I admit I felt disconnected from most of our monument stops. My imagine isn’t ignited by the “300 yards north west from this spot” genre of storytelling and after a while all the monuments marking noting, “So-and-so was shot by Sioux Indians” began to blur. But the bullet wounds on Little Crow’s monument deeply impressed me.

That is exactly what good history ought to do.

*****

You know I have a thing for old churches.

If God had not planted Bethlehem in what would become the inner city of Minneapolis, the old sanctuary building might today look something like this little rural church founded by Norwegian Lutherans and restored by their descendants.

What does it have to do with the story of the 1862 war? The first five settler victims (killed a few miles away at Acton) were buried in a mass grave in this cemetery.

*****

The highlight of the trip was another place I’ve never visited, partly because it is out of the way on an unpaved county road, and partly because this was the 1862 home of the Joseph R. Brown, who Dakota people have long said, built his “mansion” with funds skimmed from their annuity fund during his tenure as Sioux Agent.
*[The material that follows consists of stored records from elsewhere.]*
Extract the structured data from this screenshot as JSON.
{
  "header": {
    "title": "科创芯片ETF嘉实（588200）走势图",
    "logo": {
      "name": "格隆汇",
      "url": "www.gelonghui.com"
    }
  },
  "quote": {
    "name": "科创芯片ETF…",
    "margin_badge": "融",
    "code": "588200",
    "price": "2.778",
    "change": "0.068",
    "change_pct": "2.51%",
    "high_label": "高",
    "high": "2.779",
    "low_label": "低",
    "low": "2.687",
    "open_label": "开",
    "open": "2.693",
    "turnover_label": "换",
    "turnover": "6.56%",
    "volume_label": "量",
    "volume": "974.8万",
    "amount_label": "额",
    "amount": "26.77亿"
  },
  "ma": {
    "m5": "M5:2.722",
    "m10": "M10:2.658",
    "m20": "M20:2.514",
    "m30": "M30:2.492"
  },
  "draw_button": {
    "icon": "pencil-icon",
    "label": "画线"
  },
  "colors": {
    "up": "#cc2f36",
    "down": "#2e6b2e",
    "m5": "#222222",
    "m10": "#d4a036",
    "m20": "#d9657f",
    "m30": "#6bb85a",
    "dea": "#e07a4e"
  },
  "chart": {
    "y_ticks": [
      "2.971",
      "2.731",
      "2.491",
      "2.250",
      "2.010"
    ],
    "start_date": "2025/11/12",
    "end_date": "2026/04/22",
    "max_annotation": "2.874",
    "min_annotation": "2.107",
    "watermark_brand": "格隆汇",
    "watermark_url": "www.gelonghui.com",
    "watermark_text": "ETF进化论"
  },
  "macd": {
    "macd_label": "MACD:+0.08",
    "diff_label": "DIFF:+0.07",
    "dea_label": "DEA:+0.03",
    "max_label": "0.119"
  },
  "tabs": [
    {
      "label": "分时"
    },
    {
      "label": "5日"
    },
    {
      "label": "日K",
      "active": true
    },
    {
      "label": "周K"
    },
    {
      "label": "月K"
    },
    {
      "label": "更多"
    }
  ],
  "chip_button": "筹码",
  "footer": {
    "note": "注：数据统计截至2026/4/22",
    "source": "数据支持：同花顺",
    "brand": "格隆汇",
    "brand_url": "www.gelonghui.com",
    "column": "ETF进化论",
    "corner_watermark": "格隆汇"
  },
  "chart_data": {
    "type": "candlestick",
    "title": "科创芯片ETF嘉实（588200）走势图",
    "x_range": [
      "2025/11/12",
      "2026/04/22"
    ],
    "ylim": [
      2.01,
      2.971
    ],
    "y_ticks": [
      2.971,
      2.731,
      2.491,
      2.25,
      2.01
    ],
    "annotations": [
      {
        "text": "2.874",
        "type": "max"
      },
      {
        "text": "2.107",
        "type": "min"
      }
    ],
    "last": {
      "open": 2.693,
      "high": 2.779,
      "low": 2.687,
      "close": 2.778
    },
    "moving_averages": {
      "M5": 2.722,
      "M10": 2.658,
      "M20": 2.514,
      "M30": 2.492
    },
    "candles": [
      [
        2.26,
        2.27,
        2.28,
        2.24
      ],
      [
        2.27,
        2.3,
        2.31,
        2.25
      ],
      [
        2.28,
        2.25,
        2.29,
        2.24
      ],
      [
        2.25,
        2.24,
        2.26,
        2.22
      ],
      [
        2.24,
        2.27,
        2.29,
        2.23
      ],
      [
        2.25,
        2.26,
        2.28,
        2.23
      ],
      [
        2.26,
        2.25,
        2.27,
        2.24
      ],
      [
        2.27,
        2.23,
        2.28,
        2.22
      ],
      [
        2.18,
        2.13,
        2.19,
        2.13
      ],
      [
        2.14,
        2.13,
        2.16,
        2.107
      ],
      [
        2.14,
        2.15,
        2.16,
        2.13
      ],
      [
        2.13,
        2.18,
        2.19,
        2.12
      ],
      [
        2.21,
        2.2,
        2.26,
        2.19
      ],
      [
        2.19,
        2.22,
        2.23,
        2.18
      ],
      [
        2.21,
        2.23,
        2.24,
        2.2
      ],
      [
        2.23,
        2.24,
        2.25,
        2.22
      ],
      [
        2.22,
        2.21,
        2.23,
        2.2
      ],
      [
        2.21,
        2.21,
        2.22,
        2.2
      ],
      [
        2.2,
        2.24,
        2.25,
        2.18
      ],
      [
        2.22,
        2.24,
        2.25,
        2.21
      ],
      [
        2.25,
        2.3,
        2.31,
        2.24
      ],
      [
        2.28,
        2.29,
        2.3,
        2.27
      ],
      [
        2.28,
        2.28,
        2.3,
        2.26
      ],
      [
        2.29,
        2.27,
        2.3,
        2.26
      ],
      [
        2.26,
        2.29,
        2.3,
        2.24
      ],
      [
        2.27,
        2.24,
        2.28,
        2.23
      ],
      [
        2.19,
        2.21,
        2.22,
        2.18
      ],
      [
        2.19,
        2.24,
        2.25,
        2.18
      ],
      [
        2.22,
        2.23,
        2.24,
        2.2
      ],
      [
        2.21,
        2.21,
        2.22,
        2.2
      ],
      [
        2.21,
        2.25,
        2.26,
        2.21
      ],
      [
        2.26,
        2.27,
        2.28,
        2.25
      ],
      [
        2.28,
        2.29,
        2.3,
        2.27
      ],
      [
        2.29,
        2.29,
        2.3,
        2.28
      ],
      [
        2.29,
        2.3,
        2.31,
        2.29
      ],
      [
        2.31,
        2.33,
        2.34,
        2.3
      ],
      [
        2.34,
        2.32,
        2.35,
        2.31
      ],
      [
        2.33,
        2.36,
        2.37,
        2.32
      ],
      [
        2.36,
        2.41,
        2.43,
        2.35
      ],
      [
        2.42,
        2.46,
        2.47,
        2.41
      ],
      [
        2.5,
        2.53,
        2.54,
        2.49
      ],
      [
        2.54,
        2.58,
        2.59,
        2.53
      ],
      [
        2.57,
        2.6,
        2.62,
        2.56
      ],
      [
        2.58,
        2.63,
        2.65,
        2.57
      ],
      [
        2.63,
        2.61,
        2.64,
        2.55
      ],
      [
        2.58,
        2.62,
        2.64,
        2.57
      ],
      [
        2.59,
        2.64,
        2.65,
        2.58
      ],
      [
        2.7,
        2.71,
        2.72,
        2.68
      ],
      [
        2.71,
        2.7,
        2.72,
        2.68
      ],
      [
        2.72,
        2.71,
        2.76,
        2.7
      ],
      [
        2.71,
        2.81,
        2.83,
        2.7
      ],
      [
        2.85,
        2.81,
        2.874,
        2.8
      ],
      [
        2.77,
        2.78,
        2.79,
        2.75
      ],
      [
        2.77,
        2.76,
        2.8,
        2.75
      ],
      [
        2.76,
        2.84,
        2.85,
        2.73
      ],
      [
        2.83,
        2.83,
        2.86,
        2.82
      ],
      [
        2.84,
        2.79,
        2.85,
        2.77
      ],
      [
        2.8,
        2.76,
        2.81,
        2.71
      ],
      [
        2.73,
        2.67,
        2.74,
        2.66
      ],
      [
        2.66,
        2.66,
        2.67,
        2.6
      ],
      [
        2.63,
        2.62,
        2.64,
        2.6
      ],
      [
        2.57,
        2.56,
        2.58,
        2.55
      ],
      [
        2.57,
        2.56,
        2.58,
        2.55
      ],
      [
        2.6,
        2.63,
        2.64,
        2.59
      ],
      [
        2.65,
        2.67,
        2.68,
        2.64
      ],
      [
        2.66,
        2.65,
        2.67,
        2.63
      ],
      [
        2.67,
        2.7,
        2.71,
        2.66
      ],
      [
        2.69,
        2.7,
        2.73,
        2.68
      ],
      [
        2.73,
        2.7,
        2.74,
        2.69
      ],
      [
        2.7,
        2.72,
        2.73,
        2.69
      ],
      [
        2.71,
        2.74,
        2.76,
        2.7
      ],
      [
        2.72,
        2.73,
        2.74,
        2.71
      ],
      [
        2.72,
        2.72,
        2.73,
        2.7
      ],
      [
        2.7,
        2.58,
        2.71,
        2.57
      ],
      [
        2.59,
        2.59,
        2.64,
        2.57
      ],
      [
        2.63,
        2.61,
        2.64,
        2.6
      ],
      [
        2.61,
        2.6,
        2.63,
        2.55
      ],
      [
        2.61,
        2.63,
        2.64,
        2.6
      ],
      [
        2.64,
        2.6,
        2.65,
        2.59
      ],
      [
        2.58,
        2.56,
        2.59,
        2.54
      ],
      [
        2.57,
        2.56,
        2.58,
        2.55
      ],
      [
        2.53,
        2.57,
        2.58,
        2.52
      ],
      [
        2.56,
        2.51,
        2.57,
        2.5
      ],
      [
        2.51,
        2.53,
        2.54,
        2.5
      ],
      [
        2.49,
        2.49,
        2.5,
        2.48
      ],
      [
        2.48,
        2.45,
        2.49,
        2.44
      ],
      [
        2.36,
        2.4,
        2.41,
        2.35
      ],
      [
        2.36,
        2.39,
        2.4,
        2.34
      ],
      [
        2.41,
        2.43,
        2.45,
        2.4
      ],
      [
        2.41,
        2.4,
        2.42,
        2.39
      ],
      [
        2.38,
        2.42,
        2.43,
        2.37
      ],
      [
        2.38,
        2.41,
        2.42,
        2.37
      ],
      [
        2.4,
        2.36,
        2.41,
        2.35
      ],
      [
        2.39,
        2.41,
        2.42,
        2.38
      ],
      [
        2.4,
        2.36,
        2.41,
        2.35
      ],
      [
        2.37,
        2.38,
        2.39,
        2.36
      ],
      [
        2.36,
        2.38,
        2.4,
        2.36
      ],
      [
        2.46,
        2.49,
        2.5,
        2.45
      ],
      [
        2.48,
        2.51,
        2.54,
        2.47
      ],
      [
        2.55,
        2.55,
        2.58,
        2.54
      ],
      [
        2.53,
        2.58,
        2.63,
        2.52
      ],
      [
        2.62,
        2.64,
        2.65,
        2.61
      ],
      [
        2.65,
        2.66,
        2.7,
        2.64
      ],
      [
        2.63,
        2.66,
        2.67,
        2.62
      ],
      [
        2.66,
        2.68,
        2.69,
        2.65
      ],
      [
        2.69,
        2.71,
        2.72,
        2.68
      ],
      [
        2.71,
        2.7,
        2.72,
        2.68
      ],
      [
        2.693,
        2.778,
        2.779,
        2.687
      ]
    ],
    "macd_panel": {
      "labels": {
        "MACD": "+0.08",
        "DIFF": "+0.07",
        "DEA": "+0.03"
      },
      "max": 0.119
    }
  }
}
I’ll leave that investigation to Brown’s biographer. But it was amazing to stand here and imagine the Persian carpets, pianoforte, billards table, and garden fountain before the Dakota burned the house in 1862.

Of the places we stopped today, the ruins of the Brown House is the place I will be sure to return to with the girls. There is plenty here to fire the imagination.

Know what the high school history club students found most memorable?

The snakes. This guy was about five feet long and they swore he rattled.